Berlusconi : ” La D’Addario agisce su un mandato preciso “


berlusconisilvioSussulto d’orgoglio del Premier Silvio Berlusconi che dopo l’ondata mediatica dilaniatoria, condotta in primis da un noto gruppo editoriale, inizia a dire la sua su tutta la vicenda.
In fondo, a conti fatti , il suo partito a questa ultima tornata elettorale ha conquistato 34 province, strappandone ben 25 all’opposizione , opposizione che ha faticato sette camice per mantenere almeno i baluardi storici, segno che la “grande” campagna mediatica di poligossip non ha ottenuto poi quell’effetto che si sperava, anzi , sicuramente ha avuto l’effetto di allontanare i cittadini dalla politica visto la grande astensione dalle urna che si è avuta.
Silvio Berlusconi non ci sta dunque al linciaggio mediatico e scende in campo :  nel prosieguo della sua intervista al settimane ” Chi ” , in edicola domani, parla della vicenda Noemi e D’Addario.
Chierisce che in vita sua non ha mai pagato una donna, e che non si è mai perso il gusto della conquista.
Aggiunge poi con determinazione, come di chi ha le prove già in tasca ma preferisce attendere, che Patrizia D’Addario ha ricevuto un mandato retribuito da “qualcuno” e afferma senza mezzi termini : “ Dietro l’inchiesta di Bari c’è qualcuno che ha dato un mandato molto preciso e benissimo retribuito a questa signora D’Addario
Viene chiesto al Presidente se sapesse di che tipo di persona si trattasse la D’Addario, ovvero di una prostituta, e  Silvio Berlusconi, senza tentennare un solo istante risponde categorico : “  Se sospettassi di una persona una cosa del genere, le starei lontano mille miglia ” .

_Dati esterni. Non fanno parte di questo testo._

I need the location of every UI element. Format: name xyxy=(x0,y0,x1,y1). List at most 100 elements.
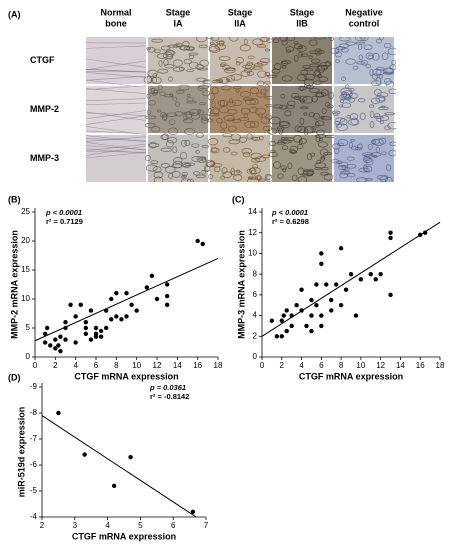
tissue-cell xyxy=(227,125,237,132)
tissue-cell xyxy=(264,81,271,85)
tissue-cell xyxy=(339,37,351,42)
tissue-cell xyxy=(248,176,258,180)
tissue-cell xyxy=(308,88,320,93)
tissue-cell xyxy=(261,154,270,159)
tissue-cell xyxy=(152,166,162,173)
tissue-cell xyxy=(364,178,373,182)
data-point xyxy=(111,483,117,488)
tissue-cell xyxy=(346,115,352,119)
tissue-cell xyxy=(168,119,176,125)
tissue-cell xyxy=(375,77,382,85)
y-tick-label: 10 xyxy=(248,249,257,258)
tissue-cell xyxy=(168,173,174,179)
tissue-cell xyxy=(298,51,303,58)
histology-image xyxy=(210,86,270,133)
tissue-cell xyxy=(164,165,176,174)
tissue-cell xyxy=(388,149,396,157)
tissue-fiber xyxy=(86,58,147,68)
tissue-cell xyxy=(331,110,341,115)
tissue-cell xyxy=(165,49,175,57)
data-point xyxy=(299,287,304,292)
tissue-cell xyxy=(150,160,159,165)
tissue-cell xyxy=(329,37,335,41)
histology-image xyxy=(148,135,208,182)
y-tick-label: -5 xyxy=(30,486,38,495)
tissue-cell xyxy=(373,138,384,147)
tissue-cell xyxy=(159,91,167,96)
row-label: MMP-2 xyxy=(30,104,59,114)
tissue-cell xyxy=(300,53,309,57)
tissue-cell xyxy=(172,59,183,67)
tissue-fiber xyxy=(86,115,147,125)
data-point xyxy=(338,246,344,251)
tissue-cell xyxy=(338,161,349,168)
tissue-cell xyxy=(164,63,174,69)
tissue-cell xyxy=(389,141,396,146)
tissue-cell xyxy=(241,148,252,155)
data-point xyxy=(418,232,423,237)
tissue-cell xyxy=(387,47,396,56)
tissue-cell xyxy=(200,117,209,124)
tissue-cell xyxy=(166,112,177,118)
tissue-cell xyxy=(354,41,366,45)
tissue-cell xyxy=(310,152,316,157)
tissue-cell xyxy=(356,177,368,182)
data-point xyxy=(314,282,319,287)
tissue-cell xyxy=(311,125,316,133)
tissue-cell xyxy=(339,43,350,48)
tissue-cell xyxy=(198,102,206,106)
tissue-cell xyxy=(279,104,288,110)
tissue-cell xyxy=(182,118,194,124)
data-point xyxy=(42,331,48,336)
tissue-cell xyxy=(180,139,188,147)
tissue-cell xyxy=(148,142,160,148)
tissue-cell xyxy=(227,109,238,115)
tissue-cell xyxy=(369,120,375,129)
tissue-cell xyxy=(186,100,197,104)
tissue-cell xyxy=(228,98,233,104)
tissue-cell xyxy=(160,163,171,169)
tissue-cell xyxy=(208,112,220,117)
tissue-cell xyxy=(289,145,298,153)
tissue-cell xyxy=(235,88,240,93)
tissue-cell xyxy=(172,66,184,72)
tissue-cell xyxy=(367,143,373,150)
tissue-cell xyxy=(284,110,292,117)
data-point xyxy=(329,308,334,313)
data-point xyxy=(309,328,314,334)
data-point xyxy=(48,343,53,348)
data-point xyxy=(195,238,200,244)
annotation: p < 0.0001 xyxy=(271,208,308,217)
tissue-cell xyxy=(219,106,229,114)
tissue-cell xyxy=(370,97,381,104)
data-point xyxy=(88,337,94,342)
tissue-cell xyxy=(166,137,178,144)
data-point xyxy=(124,314,129,319)
tissue-cell xyxy=(308,55,313,59)
tissue-cell xyxy=(268,151,278,158)
y-tick-label: 4 xyxy=(253,311,258,320)
tissue-cell xyxy=(381,52,389,61)
panel-label: (B) xyxy=(8,194,21,204)
tissue-cell xyxy=(318,137,323,142)
tissue-cell xyxy=(340,170,350,175)
x-axis-title: CTGF mRNA expression xyxy=(72,531,176,541)
tissue-cell xyxy=(359,112,366,121)
tissue-cell xyxy=(281,60,292,64)
tissue-cell xyxy=(385,67,394,74)
data-point xyxy=(63,337,68,342)
tissue-cell xyxy=(285,104,295,109)
tissue-cell xyxy=(312,80,323,85)
tissue-cell xyxy=(218,55,231,61)
tissue-cell xyxy=(324,102,331,107)
tissue-cell xyxy=(189,108,200,116)
tissue-cell xyxy=(151,125,161,133)
tissue-cell xyxy=(216,41,225,44)
tissue-cell xyxy=(363,157,372,164)
tissue-cell xyxy=(223,114,235,122)
data-point xyxy=(319,261,324,266)
tissue-cell xyxy=(249,87,260,95)
tissue-cell xyxy=(315,134,327,138)
tissue-cell xyxy=(273,104,284,109)
tissue-cell xyxy=(281,65,287,69)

E questo conferma in pieno ciò che hanno detto gli stessi inquirenti : dalle risultanze processuali e dalle intercettazioni telefoniche della Guardia di Finanza, emerge che Berlusconi NON sapesse che le ragazze che venivano inviate alle sue feste fossero pagate. Quindi Belrusconi non sapeva che fossero prostitute.
Anche a proposito di Tarantino il Premier afferma : ” L’ho conosciuto la scorsa estate in Sardegna e mi è stato presentato come un imprenditore serio e stimato.
E sospende ogni giudizio ritendosi un garantista.
Ora però varrebbe la pena che il Cavaliere pensasse ad alcuni problemi emersi nel corso di questo lungo affaire mediatico teso al linciaggio della sua persona.
Prima tra tutto se il Presidnete del Consiglio si sia reso conto, a partire dagli scatti di Villa Certosa, alla possibilità che una pinco pallina qualsiasi possa scattare foto e fare registrazioni ambientali in una sua residenza privata, che la sua sicurezza personale , come Premier, ha delle evidenti falle è che forse qualche talpa pure ci deve essere.
Forse per scoprire quel “qualcuno” che avrebbe dato mandato prezzolato alla D’Addario deve partire da qui e capire chi era a consocenza degli orari dei voli di stato, chi poteva permettere che un fotografo si introducesse per così lungo tempo a Vilal Certosa, mettendo a repentaglio la sua sicurezza e quella dei grandi del mondo che di li sono transitati.
Il Presidente del Consiglio si deve rendere conto che questa falla c’è, è evidente e deve essere “istituzionale” se è vero come è vero che Vilal Certosa ha ospiatato Vladimir Putin mentre un fotografo ( o chi per lui ) impunemente aveva libero accesso ai permitri della Vilal che avrebbero dovuto essere ipervigilati.
Se si rende conto che è facilissimo introdurre nei suoi appartamenti perfino prostitute senza un minimo di controllo della loro identità e moralità : Presidente , e se invece che di un escort per incastrarla ci fosse stato un malintenzionato?
Forse Genchi non ha tutti i torti questa volta.